The proofs, I think, bring this case squarely within the just principle enunciated by the Supreme Court in three recent cases—that, where a person is employed and paid to devise improvements, his inventions and patents obtained therefor belong to his employer.
The first of these cases is Solomons v. United States, 137 U. S. 342, 346, 11 Sup. Ct. 88, 89, 34 L. Ed. 667, where the Court, speaking by Mr. Justice Brewer, said:
“But this general rule is subject to these limitations: If one is employed to devise or perfect an instrument or a means for accomplishing a prescribed result, he cannot, after successfully accomplishing the work for which he was .employed, plead title thereto, as against his employer. That, which he has*417 been employed and paid to accomplish becomes, when accomplished, the property of his employer. Whatever rights as an individual he may have had in and to his inventive powers and that which they are able to accomplish, he has sold in advance to his employer.”
The second case is McAleer v. United States, 150 U. S. 424, 430, 14 Sup. Ct. 160, 37 L. Ed. 1130, where the court, speaking by Chief Justice Fuller, cited as authoritative the above-quoted paragraph from the opinion in Solomons v. United States.
And the third case is Gill v. United States, 160 U. S. 426, 435, 16 Sup. Ct. 322, 326, 40 L. Ed. 480, where the court, speaking by Mr. Justice Brown, said:
“There is no doubt whatever of the proposition laid down In Solomons’ Case—that the mere fact that a person is in the employ of the government does not preclude him from making improvements in the machines with which he is connected, and obtaining patents therefor, as his individual property, and that in such case the government would have no more right to seize upon and appropriate such property than any other proprietor would have.

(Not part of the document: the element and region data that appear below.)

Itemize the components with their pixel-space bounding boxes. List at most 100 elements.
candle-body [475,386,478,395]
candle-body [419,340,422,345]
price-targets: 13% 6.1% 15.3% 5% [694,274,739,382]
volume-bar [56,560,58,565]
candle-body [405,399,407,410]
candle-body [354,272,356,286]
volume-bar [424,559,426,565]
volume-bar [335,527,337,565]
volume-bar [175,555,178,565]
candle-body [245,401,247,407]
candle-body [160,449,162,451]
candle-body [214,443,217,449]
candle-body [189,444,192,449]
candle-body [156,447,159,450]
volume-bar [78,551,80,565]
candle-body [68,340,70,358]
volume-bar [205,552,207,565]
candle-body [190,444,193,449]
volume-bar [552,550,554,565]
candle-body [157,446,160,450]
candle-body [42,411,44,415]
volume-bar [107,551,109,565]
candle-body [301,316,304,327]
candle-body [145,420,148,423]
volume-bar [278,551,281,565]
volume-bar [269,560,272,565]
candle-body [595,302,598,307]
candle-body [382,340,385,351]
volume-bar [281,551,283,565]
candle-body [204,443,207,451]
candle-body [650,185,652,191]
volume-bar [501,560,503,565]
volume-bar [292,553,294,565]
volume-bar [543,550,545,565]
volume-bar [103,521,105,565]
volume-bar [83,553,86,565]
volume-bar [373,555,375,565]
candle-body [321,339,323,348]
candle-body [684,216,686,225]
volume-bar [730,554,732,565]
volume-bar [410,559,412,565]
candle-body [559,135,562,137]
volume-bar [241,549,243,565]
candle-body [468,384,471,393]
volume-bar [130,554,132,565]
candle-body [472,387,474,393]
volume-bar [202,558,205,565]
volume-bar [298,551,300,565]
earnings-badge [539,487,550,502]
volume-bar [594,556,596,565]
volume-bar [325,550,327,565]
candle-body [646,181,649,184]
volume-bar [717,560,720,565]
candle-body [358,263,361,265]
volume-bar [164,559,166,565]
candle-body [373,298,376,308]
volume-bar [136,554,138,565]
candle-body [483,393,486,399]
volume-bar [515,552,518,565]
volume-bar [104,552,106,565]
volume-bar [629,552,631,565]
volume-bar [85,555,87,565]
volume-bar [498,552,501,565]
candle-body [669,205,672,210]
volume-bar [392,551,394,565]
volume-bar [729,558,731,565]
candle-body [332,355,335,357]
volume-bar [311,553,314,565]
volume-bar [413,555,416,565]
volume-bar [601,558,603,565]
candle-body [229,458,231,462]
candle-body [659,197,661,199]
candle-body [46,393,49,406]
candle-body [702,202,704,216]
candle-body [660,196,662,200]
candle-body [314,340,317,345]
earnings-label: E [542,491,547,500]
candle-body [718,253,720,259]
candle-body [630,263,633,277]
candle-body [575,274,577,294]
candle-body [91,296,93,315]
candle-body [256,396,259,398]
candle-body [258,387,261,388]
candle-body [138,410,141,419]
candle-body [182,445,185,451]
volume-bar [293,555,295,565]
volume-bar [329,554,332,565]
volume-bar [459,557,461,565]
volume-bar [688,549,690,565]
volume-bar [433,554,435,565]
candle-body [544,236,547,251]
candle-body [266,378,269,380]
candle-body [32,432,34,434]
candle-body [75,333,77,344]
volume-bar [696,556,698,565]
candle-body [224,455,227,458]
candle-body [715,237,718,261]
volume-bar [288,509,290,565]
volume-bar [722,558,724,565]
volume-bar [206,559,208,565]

On the other hand, it is equally clear that, if the patentee be employed to invent or devise such improvements, his patents obtained therefor belong to his employer,'since in making such improvements he is merely doing what he was hired to do.”
Upon the proofs it is manifest that, in making the inventions which are the subject of the bill of complaint, Hansen was doing merely what he was hired and paid by the plaintiff to do. And as the court said of Gill, so may it be said of Hansen, “The fruits of his inventive labor belonged as much to his employer as would ■ the fruits of his mechanical skill.”
It is a most significant fact that Hansen assigned to the plaintiff al! his previous applications for letters patent for improvements such as those here in question which he had made while acting as chief engineer of the plaintiff. He thus repeatedly recognized that his inventions relating to steel cars, devised during the course of his employment with the plaintiff as its chief engineer rightfully belonged to his employer.
I would reverse the decree of the court below, and remand the cause, with directions to enter a decree in favor of the plaintiff.